ISLP received a request from startup NGO the Disability Legal Resource Centre in Kenya for help in establishing the first legal aid clinic in the country for persons with disabilities.  Paul-Claude Bérubé, a global expert in disabilities law, traveled to Kenya to assist the leadership in developing a strategic plan for opening the Centre.  Mr.

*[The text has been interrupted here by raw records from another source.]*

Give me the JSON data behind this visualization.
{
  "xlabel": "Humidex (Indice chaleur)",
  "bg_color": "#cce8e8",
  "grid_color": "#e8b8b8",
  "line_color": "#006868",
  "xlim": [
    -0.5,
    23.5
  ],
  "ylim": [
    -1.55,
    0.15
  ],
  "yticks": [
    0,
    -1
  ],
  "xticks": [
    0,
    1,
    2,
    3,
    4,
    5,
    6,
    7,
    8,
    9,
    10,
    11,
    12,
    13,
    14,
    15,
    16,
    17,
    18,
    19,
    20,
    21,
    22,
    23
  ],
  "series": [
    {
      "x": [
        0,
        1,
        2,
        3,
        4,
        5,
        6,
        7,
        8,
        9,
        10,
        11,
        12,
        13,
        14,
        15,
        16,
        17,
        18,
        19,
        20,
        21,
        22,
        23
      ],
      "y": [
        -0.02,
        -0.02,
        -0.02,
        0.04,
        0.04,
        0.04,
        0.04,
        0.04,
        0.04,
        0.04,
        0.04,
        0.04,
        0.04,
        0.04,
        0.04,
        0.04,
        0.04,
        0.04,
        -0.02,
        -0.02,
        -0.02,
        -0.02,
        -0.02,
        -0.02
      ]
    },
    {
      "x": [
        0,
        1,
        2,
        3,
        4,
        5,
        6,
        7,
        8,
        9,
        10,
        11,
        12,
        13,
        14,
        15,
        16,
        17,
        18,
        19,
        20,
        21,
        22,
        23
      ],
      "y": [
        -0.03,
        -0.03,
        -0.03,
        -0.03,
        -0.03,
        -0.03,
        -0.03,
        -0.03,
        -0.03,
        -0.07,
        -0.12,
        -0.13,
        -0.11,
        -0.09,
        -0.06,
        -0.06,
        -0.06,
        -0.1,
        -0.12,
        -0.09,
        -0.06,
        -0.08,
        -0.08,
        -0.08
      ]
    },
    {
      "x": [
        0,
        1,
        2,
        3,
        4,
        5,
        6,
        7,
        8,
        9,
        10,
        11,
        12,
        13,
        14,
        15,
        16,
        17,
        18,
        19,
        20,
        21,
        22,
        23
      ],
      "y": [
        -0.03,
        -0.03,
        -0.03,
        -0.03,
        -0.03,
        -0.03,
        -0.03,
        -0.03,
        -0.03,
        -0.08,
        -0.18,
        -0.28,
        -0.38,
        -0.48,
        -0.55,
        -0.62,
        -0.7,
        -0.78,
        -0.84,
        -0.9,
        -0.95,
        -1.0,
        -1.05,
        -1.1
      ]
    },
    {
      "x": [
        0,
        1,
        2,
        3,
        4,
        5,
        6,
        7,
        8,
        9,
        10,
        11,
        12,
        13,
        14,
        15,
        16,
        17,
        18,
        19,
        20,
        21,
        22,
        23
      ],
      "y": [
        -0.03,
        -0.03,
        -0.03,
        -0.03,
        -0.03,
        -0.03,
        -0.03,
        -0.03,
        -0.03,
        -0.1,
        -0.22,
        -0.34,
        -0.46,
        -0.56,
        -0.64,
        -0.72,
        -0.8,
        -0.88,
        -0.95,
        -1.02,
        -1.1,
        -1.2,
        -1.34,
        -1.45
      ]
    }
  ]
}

Berube continues to provide assistance and input from his home in Québec, Canada.

Strengthening Rule of Law in Malawi

In 2010 the Ministry of Justice in Malawi extended a request to ISLP for assistance in providing trial advocacy training to  its prosecutors and legal aid lawyers.  Bill Gardner, a former DOJ prosecutor who retired after 25 years of private practice in white collar criminal defense, traveled to Malawi to kick off the multi-year project, a mission that included  interviewing legal aid lawyers, prosecutors, judges, and other stakeholders and beginning to design the course curriculum.  

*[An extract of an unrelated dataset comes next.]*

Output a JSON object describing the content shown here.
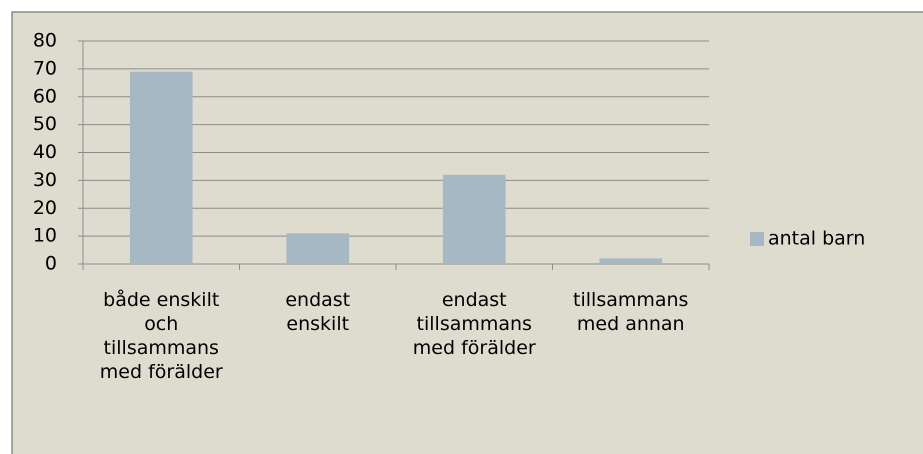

Each year, the Human Rights Centre at the University of Pretoria trains 30 of Africa’s most promising human rights lawyers in its LLM program. ISLP volunteer Joel Martin (center) first took on this 3-month assignment in South Africa in 2008, establishing the Center’s first-ever trial advocacy seminar. He additionally ran a clinic that undertook legal research on behalf of the African Commission on Human and Peoples Rights, and lectured on US constitutional law.  Mr. Martin was enthusiastically invited to return and subsequently expanded this program teaching lawyering skills to Africa's premiere group of young human rights lawyers.   

Indian justices

Volunteer Bill Gardner (2nd on left) in India with magistrates of the District Court, Tis Hazari, in Delhi. ISLP sent Mr. Gardner in response to a request from the Judge of the Delhi High Court for an expert to help train and educate magistrates in the application of plea bargaining. The court at Tis Hazari has backlogs of cases in the tens of thousands and it is not uncommon for magistrates (who hear cases where the maximum penalty does not exceed 7 years in jail) to have 600-900 cases on their docket. Mr. Gardner successfully conveyed the potential benefits of plea bargaining to stakeholders, including judges, prosecutors, and legal aid lawyers.  He also recommended a procedure, adopted by the Court, to appoint a special magistrate to preside over plea bargain requests to ensure that they would be heard expeditiously and would not be prejudiced in the event that a plea bargain is not reached. 


Volunteers Peter Nimkoff and Jim Gildersleeve (back row center) pose in traditional robes presented to them by public defenders in Oromiya, Ethiopia.

Malawi Courtroom

An open-air courtroom in Blantyre, Malawi, where an ISLP volunteer - a senior public defender from Minneapolis  - assisted junior lawyers with a homicide trial and provided trial advocacy training.